Con esta base, se inicia un debate en los medios en el que todo está al revés. Personas que ganan 200.000 pavos anuales (o más) se ponen a hablar del subsidio de desempleo, del “dudoso socialismo” del gobierno del PSOE y citan a Niemöller y su poema contra la pasividad frente las tiranías.
Mientras, ese gobierno empieza a negociar con SERCO (multinacional suscrita por fundamentalistas cristianos, que gestiona el transporte público y hasta cárceles en UK) y otras entidades privadas la venta de AENA, al tiempo que lucha por implantar una ley atidescargas y la cesión del monopolio de los transgénicos a Monsanto (otra multinacional de biotecnología tan poderosa como temible).
¿Es ésto un gobierno de izquierdas? ¿Es el discurso de los controladores propio de un colectivo cuyo salario medio multiplica por 10 al de la mayoría de los trabajadores? Por otro lado, ¿no debería la derecha liberal aplaudir todas estas medidas, tan amiga de las privatizaciones como es?

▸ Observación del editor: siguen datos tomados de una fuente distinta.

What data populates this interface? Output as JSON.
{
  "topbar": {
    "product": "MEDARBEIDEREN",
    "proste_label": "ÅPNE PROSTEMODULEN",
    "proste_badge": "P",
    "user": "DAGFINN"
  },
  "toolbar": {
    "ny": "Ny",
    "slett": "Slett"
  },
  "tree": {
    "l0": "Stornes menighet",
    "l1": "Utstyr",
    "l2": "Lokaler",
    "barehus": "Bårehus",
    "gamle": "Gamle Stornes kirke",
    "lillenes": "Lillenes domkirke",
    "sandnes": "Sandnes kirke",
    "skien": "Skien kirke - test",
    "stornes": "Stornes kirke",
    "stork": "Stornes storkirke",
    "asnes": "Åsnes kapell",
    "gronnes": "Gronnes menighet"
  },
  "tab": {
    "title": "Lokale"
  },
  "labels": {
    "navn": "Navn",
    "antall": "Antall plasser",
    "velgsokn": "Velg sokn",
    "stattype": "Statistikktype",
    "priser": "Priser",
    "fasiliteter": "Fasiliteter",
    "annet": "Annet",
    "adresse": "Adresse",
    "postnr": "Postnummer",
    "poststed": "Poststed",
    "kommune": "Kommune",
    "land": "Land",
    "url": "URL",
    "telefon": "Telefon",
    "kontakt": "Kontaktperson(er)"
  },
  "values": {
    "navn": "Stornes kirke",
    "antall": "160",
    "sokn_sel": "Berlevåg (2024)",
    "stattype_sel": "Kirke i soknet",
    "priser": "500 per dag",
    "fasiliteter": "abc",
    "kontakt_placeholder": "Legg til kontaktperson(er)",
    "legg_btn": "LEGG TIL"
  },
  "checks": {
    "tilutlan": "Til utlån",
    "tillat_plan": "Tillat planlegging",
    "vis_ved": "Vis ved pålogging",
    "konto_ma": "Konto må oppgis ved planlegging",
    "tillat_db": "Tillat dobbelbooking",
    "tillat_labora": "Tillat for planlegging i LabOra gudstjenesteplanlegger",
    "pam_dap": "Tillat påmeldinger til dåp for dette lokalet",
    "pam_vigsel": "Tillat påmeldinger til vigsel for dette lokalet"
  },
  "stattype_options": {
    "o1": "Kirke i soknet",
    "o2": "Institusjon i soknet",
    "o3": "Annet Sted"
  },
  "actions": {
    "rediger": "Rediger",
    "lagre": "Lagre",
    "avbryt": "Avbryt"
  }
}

Cuando se inician la subversión del discurso y la apropiación de las ideas del otro, se borran del terreno de juego las líneas que lo delimitan. Entonces no existen balones fuera y cualquier cosa es posible: de una contienda ideológica pasamos al delirio bajo sol del desierto. Esta peregrinación a través de la nada acaba por impregnarse en todas las áreas de la vida social, provocando situaciones de auténtica incomunicación tanto en los medios como en las relaciones, ya se den estas en el ámbito privado o en el espacio público.
¿Se han perdido las ideologías? ¿O es que ya no existe el marco propicio para su desarrollo? Deberíamos preguntarnos asimismo qué diablos pintan los gobiernos nacionales y para qué sirven nuestros votos. Pero esto sería comenzar una empresa difícil porque, en el fondo, estaríamos cuestionando la vigencia de las democracias, y por extensión, de muchos de los valores en que fuimos educados.
El desierto de lo real
No hay dinero para regar los parques. Y aunque así fuera, los nuevos espacios para el asueto asociados a zonas residenciales de reciente construcción, tampoco necesitan agua. El césped brilla por su ausencia, y en su lugar se ha añadido cemento, grava, arena, bancos incómodos y pequeños árboles rodeados de arbustos raquíticos. En verano resulta poco menos que un suicidio intentar atravesar de lado a lado cualquiera de estas zonas verdes…El lugar donde siempre se buscó la sombra aparece como un desierto, no existen fuentes para refrescarse, pues suponen un derroche innecesario de agua, y ahora tampoco se puede ni fumar, ni beber. La zona verde es gris, y el área que se nos vende como ideal para echar un rato se legisla como el patio de una cárcel, que visto desde lo lejos da la impresión de sitio desolado, yermo y sin vida alguna. No obstante, la cercanía al bloque de pisos correspondiente incrementa su valor en un más que interesante porcentaje.
Es el reflejo material del último capitalismo: bajo el argumento de la creación de riqueza, el sistema económico ha terminado por basarse en la escasez. De recursos de todo tipo, de puestos de trabajo, de poder adquisitivo… y finalmente esta austeridad soterrada (basada en “recortes” que conducen a obtener más beneficios) ha dirigido a los servicios, la educación, la sanidad y los diferentes espacios públicos hacia una erosión paulatina a la que nos vamos acostumbrando como si de un envejecimiento natural se tratara, asumiendo lo aséptico como símbolo de prosperidad.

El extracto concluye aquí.